In [1]:
import numpy as np
import matplotlib.pyplot as plt
import math
from scipy.stats import binom

## Série 2 - Exercise 1 : Petite et Grandes Deviationes

##### Question 5a : Vérifier numériquement que la loi de probablitie de la question $1$ se compote bien de cette facon a grand $N$. La comparer avec une distirbution Gaussienne" La Gaussienne est elle une bonne approximation pour les fluctuation typiques? Et pour les fluctuation large?

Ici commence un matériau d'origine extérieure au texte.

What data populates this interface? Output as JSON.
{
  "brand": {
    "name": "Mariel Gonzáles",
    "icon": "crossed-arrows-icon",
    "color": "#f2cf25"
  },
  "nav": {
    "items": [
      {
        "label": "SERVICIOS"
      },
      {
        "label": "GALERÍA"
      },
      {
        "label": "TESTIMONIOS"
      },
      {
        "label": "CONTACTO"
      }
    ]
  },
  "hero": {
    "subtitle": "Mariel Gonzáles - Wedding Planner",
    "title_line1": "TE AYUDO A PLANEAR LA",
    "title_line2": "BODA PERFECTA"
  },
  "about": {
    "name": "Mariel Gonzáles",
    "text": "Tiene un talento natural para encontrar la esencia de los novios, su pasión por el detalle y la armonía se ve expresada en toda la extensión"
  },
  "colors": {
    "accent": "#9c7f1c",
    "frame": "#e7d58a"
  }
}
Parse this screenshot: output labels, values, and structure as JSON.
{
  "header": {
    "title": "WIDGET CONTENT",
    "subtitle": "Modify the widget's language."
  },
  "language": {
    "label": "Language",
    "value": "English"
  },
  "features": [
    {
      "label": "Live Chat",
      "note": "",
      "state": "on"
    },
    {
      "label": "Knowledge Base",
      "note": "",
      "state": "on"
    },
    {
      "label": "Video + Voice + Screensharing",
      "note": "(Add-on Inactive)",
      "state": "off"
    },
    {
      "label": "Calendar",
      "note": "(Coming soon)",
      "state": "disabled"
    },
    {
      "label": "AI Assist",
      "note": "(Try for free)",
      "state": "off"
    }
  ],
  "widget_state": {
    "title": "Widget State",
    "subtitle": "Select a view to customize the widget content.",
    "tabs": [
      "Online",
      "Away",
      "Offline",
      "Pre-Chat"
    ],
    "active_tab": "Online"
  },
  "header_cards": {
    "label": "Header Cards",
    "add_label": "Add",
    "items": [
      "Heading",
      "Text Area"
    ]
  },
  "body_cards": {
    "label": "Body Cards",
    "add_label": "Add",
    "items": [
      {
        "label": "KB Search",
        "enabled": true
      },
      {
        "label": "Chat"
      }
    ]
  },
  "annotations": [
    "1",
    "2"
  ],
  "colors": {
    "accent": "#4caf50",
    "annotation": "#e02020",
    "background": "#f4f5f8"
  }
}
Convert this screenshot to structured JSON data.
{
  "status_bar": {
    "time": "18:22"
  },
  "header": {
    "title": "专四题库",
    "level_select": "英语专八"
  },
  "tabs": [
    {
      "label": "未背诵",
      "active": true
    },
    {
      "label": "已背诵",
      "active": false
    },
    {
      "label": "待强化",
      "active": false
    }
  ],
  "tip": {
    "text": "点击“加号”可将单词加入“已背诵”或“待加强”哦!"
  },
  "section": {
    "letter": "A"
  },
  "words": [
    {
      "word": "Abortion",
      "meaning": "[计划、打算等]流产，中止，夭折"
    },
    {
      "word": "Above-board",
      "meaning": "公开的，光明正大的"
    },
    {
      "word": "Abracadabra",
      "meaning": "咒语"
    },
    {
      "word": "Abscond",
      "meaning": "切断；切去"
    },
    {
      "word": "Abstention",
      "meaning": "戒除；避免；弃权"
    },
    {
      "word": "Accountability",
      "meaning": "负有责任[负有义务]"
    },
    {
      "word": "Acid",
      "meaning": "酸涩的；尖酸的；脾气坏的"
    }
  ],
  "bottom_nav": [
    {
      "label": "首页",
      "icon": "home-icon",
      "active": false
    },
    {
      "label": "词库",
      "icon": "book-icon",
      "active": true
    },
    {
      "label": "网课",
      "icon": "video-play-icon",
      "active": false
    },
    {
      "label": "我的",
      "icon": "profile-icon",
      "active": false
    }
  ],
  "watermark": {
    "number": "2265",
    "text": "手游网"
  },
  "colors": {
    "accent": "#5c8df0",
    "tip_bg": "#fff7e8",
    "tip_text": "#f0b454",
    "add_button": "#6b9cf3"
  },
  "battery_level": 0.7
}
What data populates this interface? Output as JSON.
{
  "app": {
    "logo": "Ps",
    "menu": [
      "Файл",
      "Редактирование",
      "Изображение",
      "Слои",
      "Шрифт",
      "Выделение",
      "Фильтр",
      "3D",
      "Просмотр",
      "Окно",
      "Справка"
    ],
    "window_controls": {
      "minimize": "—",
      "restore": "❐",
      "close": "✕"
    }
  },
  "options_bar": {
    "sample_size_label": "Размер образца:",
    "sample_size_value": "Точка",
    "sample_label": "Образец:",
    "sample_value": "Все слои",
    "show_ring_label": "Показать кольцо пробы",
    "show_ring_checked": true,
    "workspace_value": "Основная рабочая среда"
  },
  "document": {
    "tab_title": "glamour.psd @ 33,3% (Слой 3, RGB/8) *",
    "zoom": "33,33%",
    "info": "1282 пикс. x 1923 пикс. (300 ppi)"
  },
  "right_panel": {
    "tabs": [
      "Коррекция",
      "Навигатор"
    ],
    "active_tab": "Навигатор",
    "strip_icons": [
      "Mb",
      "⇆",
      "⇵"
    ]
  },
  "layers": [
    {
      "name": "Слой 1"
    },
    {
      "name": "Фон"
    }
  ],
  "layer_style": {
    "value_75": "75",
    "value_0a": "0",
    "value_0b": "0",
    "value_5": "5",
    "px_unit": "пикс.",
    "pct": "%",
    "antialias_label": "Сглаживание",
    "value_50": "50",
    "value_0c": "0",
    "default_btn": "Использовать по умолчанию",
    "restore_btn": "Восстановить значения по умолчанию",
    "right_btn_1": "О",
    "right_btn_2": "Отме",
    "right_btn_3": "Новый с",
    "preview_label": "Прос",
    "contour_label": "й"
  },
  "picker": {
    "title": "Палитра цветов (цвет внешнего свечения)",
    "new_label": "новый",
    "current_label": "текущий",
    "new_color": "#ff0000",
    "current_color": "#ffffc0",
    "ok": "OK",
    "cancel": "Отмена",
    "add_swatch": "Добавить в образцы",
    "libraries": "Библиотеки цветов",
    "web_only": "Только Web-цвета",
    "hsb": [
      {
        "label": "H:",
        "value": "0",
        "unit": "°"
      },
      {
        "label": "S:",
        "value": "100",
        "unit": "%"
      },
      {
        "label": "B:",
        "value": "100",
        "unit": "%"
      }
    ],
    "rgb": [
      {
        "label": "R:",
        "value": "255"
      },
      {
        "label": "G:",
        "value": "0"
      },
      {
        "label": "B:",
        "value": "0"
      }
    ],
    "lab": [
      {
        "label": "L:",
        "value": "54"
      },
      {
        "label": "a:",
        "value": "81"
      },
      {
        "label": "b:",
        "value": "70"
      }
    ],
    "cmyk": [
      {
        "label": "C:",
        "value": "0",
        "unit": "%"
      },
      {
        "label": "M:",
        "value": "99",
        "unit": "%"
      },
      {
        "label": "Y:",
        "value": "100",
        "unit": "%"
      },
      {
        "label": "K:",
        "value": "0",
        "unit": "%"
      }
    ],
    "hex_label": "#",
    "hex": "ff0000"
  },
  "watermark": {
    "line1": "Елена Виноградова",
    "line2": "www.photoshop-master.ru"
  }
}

We first define the functions to:
- Simulate the coin tosses
- Compute the Binomial probability 

In [2]:
def simulate_coin_tosses(num_tosses, num_experiments, p):
    """
    Simulate a series of coin tosses.
    
    Parameters:
    num_tosses (int): Number of coin tosses in each experiment.
    num_experiments (int): Number of experiments to run.
    p (float): Probability of heads.
    
    Returns:
    np.ndarray: Array of shape (num_experiments,) containing the number of heads in each experiment.
    """
    raise NotImplementedError

def theoretical_binomial_pmf(k, n, p):
    """
    Returns the probability of having a Binomial random variable with parameters n and p equal to k.
    
    Parameters:
    k (int): Number of heads.
    n (int): Number of coin tosses.
    p (float): Probability of heads.
    
    Returns:
    float: Probability of getting k heads in n coin tosses.
    """
    raise NotImplementedError

We then use the functions with the parameters $n=100$, $p=0.2$, $N_{experiments}=1000$.

Compare the mean and the variance of the simulations to the theoretical ones

In [None]:
num_tosses = 30
num_experiments = 20_000
p = 0.2  # probability of heads

results = simulate_coin_tosses(num_tosses, num_experiments, p)

x = np.arange(0, num_tosses + 1)
theoretical = [theoretical_binomial_pmf(k, num_tosses, p) for k in x]

theo_mean = ### YOUR CODE HERE ###
theo_var = ### YOUR CODE HERE ###
# Print some statistics
print(f"Mean of simulated results: {np.mean(results):.2f}")
print(f"Theoretical mean: {theo_mean:.2f}")
print(f"Variance of simulated results: {np.var(results):.2f}")
print(f"Theoretical variance: {theo_var:.2f}")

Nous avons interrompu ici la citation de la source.